The Sigurd Olson Environmental Institute at Northland College announced today that Robin Wall Kimmerer’s Braiding Sweetgrass: Indigenous Wisdom, Scientific Knowledge, and the Teachings of Plants is the winner of its nature writing award.
Kimmerer will receive a $1,000 cash prize and an invitation to visit Northland College next fall for an award ceremony and reading. Kimmerer spoke on campus in March as part of Indigenous Cultures Awareness Month at Northland College.
Established in 1991, the Sigurd F. Olson Nature Writing Award recognizes remarkable environmental adult literature that captures the spirit of the human relationship with the natural world, and promotes Olson’s values, said Lissa Radke, who sits on the selection committee.
Chosen from 51 nominations, “The SONWA committee chose ‘Braiding Sweetgrass’ because of its skillful weaving of very different fields of knowledge: indigenous teachings that consider plants and animals to be our oldest teachers and extensive scientific research about botany and ecology,” she said.

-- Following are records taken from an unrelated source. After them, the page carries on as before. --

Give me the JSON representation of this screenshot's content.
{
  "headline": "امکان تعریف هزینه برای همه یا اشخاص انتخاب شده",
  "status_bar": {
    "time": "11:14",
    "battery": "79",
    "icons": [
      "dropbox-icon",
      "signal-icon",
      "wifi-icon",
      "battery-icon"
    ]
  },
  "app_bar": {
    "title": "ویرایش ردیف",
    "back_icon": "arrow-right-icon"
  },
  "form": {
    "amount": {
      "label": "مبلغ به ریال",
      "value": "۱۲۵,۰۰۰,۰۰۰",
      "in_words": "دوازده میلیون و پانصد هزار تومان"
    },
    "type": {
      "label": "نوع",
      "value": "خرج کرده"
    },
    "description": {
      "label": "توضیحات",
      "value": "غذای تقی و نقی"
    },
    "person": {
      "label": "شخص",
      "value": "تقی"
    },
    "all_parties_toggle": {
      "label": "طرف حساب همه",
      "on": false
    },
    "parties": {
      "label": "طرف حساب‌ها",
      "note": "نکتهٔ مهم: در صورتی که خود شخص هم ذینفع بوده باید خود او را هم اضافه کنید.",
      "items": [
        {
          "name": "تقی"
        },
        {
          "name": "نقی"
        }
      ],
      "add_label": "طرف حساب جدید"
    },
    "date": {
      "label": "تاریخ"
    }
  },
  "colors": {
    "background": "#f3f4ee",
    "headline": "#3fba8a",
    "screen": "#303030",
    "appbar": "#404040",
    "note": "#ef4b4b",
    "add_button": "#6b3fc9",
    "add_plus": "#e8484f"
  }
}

“We’ve not read a book that brought together these diverse discoveries in such a lyrical and almost spiritual way,” Radke said.
Kimmerer lives in Fabius, New York, where she is a mother, scientist, enrolled member of the Citizen Potawatomi Nation, a SUNY Distinguished Teaching Professor of environmental biology and the founder and director of the Center for Native Peoples and the Environment.
Published by Milkweed Press in 2013, Braiding Sweetgrass takes readers “on a journey that is every bit as mythic as it is scientific, as sacred as it is historical, as clever as it is wise,” writes Elizabeth Gilbert, author of “Eat, Pray, Love.”
Her first book, Gathering Moss, was awarded the prestigious John Burroughs Medal in 2005 for outstanding nature writing. Sigurd Olson was a recipient of the same award in 1974 for his book, Wilderness Days.
The SONWA selection committee also noted two finalists: The Once and Future World: Nature As It Was, As It Is, As It Could Be, by J.B. MacKinnon and The End of Night: Searching for Natural Darkness in an Age of Artificial Light, by former Northland College instructor Paul Bogard.
“This is the first year the SONWA committee has named finalists, and it’s because the top three books were all so good,” Radke said.